MIDDLE EAST AND AFRICA
* South Africa expects a flight carrying its first 1 million coronavirus vaccine doses to arrive on Feb. 1.
* Morocco will start rolling out its mass coronavirus vaccination programme on Thursday, the first African country to do so.
* President John Magufuli said Tanzania did not need a coronavirus lockdown because God would protect his people and homespun precautions were better than dangerous foreign vaccines.

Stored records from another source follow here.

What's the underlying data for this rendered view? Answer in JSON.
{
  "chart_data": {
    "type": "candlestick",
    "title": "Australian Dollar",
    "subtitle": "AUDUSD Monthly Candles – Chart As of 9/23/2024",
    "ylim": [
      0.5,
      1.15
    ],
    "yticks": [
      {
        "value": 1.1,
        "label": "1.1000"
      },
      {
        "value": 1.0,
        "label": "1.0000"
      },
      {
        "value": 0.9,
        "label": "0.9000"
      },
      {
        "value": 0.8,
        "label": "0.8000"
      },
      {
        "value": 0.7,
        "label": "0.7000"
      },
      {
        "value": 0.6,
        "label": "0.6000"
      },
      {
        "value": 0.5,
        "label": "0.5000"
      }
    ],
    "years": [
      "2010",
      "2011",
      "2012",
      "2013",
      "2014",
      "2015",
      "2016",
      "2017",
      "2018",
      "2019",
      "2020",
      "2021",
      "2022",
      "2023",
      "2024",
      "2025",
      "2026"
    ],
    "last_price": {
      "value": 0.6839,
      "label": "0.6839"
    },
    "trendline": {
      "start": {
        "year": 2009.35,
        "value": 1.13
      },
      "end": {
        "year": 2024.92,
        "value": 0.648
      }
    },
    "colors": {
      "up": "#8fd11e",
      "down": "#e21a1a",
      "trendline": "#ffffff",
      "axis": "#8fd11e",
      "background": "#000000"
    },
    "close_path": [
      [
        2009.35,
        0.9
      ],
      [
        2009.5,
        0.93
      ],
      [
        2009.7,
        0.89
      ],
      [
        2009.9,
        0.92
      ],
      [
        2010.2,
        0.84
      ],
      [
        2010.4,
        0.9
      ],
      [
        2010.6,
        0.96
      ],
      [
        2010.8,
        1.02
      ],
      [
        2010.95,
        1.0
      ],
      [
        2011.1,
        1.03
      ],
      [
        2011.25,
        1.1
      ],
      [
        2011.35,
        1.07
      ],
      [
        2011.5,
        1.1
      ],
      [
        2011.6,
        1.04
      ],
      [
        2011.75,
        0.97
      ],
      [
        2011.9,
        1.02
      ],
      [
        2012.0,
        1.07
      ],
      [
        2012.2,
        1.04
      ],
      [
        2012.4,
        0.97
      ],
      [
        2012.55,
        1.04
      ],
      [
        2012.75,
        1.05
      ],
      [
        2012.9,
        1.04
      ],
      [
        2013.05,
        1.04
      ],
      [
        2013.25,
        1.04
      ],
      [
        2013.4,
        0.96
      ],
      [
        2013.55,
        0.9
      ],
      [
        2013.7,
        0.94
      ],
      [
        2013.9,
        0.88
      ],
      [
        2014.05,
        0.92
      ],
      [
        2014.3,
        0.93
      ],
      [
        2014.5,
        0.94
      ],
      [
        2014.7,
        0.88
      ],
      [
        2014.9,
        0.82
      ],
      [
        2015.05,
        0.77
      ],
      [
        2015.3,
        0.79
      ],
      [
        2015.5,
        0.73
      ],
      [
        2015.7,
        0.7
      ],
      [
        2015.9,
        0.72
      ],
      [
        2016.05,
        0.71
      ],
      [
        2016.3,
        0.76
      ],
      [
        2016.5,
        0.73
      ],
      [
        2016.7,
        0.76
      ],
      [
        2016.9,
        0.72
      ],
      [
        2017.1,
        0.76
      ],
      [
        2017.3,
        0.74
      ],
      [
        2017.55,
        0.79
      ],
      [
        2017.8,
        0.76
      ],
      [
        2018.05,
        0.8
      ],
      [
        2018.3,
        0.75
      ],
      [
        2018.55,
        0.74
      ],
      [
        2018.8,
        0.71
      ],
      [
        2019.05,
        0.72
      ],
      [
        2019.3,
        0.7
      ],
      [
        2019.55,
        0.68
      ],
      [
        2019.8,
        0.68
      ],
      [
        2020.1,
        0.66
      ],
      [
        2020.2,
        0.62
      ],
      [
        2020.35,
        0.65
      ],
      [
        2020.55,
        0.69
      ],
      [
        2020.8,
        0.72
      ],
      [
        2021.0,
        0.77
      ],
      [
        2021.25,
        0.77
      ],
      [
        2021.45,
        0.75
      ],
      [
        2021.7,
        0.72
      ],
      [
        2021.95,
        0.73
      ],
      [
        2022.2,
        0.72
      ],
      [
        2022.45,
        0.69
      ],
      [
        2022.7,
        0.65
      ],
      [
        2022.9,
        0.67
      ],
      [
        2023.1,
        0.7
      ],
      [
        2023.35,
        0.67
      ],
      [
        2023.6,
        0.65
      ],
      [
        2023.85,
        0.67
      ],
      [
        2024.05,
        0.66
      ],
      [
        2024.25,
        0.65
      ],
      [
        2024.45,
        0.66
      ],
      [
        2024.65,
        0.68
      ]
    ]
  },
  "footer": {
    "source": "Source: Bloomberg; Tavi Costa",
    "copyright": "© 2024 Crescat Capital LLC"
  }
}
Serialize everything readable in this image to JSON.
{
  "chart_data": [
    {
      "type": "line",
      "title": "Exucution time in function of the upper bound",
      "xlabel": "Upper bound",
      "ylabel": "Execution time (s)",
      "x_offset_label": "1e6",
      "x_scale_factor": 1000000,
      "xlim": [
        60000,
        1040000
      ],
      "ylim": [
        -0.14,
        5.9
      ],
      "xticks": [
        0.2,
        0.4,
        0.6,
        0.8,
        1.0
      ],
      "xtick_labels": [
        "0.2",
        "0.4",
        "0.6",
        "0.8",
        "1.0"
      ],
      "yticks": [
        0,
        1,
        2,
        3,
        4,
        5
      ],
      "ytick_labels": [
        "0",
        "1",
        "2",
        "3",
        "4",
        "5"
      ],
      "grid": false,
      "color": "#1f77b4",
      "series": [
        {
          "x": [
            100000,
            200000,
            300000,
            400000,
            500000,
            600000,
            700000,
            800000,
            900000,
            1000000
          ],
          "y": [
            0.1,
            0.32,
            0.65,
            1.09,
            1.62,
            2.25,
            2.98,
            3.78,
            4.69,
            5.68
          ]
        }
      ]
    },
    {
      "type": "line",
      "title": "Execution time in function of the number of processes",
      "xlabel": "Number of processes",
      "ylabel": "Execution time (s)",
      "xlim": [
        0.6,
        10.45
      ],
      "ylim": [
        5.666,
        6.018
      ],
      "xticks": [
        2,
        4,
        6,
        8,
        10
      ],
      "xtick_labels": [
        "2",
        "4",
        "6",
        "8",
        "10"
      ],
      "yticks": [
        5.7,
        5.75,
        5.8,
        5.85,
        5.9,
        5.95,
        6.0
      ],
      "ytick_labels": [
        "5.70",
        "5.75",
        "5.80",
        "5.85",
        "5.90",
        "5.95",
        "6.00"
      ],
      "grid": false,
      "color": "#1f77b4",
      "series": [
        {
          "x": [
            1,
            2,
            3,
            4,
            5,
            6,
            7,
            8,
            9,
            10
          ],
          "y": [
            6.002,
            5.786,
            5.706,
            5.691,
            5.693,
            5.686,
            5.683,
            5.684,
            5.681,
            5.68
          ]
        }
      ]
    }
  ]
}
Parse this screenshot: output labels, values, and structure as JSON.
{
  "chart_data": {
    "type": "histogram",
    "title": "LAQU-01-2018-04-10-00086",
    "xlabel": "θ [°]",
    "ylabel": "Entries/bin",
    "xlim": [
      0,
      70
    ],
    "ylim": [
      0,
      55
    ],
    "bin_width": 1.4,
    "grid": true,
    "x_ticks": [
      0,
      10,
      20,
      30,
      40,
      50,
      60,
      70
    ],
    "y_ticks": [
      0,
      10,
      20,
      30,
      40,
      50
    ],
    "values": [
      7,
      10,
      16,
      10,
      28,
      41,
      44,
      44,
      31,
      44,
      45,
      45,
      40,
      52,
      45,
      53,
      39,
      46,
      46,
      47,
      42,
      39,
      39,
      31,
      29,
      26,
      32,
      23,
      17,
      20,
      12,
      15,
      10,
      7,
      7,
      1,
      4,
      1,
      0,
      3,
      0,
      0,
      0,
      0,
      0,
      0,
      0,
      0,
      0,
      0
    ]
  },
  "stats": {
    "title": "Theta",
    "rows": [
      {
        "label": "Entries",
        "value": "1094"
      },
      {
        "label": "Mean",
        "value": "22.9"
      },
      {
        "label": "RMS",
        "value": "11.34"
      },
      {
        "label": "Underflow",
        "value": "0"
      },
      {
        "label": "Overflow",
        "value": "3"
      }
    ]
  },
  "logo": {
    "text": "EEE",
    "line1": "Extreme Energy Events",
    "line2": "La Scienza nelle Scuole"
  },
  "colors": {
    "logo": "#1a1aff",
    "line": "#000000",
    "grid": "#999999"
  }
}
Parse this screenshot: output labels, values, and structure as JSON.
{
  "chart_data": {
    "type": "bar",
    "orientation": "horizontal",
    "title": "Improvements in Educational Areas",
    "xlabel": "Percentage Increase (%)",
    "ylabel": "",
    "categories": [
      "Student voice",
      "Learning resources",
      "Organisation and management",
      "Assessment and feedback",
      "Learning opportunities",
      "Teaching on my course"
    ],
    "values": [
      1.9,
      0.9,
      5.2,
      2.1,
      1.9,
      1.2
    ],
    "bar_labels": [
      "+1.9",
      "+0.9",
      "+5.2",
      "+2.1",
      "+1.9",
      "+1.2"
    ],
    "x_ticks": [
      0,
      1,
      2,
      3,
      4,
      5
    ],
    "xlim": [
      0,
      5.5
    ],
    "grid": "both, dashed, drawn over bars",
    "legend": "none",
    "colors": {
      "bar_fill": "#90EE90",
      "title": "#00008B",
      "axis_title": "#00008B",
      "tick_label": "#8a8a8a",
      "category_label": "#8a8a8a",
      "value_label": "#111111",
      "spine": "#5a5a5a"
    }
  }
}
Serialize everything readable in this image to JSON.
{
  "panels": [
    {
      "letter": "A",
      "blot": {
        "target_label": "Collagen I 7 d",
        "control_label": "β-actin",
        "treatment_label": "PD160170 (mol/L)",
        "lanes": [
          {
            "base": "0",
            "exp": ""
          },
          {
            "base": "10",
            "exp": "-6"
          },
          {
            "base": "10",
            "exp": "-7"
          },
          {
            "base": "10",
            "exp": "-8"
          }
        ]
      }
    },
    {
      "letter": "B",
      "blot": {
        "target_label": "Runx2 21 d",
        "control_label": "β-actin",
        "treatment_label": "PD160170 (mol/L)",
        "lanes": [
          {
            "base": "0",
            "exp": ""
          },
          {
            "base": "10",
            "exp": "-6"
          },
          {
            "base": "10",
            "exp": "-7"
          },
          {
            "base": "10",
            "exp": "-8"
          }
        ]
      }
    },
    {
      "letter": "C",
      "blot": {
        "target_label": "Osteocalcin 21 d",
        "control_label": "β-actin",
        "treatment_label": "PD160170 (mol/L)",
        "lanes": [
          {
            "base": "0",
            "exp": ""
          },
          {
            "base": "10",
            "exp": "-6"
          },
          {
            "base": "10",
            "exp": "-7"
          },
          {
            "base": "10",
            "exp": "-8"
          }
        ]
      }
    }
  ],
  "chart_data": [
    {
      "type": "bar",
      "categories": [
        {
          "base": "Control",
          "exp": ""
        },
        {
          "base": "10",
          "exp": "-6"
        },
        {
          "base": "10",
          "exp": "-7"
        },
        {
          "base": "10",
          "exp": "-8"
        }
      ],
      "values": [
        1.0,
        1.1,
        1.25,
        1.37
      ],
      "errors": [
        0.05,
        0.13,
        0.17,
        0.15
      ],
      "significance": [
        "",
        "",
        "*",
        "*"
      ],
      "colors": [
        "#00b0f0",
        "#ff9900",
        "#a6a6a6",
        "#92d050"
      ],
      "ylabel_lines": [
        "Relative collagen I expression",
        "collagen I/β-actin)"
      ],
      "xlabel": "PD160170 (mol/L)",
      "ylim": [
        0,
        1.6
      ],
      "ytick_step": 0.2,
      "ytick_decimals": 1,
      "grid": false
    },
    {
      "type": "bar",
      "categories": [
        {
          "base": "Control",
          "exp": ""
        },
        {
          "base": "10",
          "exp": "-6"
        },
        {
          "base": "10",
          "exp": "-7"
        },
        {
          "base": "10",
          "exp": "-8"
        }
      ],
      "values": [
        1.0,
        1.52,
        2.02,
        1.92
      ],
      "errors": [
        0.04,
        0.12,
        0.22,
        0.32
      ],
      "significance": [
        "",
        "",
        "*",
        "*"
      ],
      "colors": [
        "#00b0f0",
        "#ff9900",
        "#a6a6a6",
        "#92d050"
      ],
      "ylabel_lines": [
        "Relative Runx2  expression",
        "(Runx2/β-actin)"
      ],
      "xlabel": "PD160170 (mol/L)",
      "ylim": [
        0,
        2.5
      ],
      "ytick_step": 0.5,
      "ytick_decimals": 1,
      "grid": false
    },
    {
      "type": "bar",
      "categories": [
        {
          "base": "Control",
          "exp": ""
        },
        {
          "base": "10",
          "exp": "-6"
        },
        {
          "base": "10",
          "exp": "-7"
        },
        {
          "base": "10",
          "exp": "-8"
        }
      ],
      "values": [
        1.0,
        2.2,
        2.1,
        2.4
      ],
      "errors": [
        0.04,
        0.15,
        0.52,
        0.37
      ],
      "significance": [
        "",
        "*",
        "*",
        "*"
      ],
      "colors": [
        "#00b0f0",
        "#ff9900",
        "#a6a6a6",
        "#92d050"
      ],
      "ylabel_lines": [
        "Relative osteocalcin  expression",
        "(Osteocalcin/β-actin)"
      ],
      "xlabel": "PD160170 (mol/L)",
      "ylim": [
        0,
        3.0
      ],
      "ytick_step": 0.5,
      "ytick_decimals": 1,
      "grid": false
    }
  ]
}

* Britain said on Thursday it must receive all of the COVID-19 vaccines it had ordered and paid for after the European Union asked AstraZeneca if it could divert supplies of the Oxford-developed shots from Britain.
* The University of Oxford expects efficacy data from a study of its COVID-19 vaccine against the British variant of the novel coronavirus by next week.
* Laboratory testing found that Regeneron Pharmaceuticals Inc's COVID-19 antibody cocktail can combat the South Africa variant, but a similar drug from Eli Lilly and Co is inactive against it.
* Shares wiped out their gains in Europe for the year early on Thursday, soured by a sell-off on Wall Street, no end in sight to pandemic lockdowns and a squeeze in short positions. [MKTS/GLOB]
* The U.S. economy likely contracted at its sharpest pace since World War Two in 2020 as COVID-19 ravaged service businesses like restaurants and airlines, throwing millions of Americans out of work and into poverty.
* Sweden's government ran a budget deficit of 220.6 billion crowns ($26.30 billion) in 2020, thanks to unprecedented spending to prop up the economy during the pandemic, preliminary figures from fiscal watchdog ESV showed on Thursday.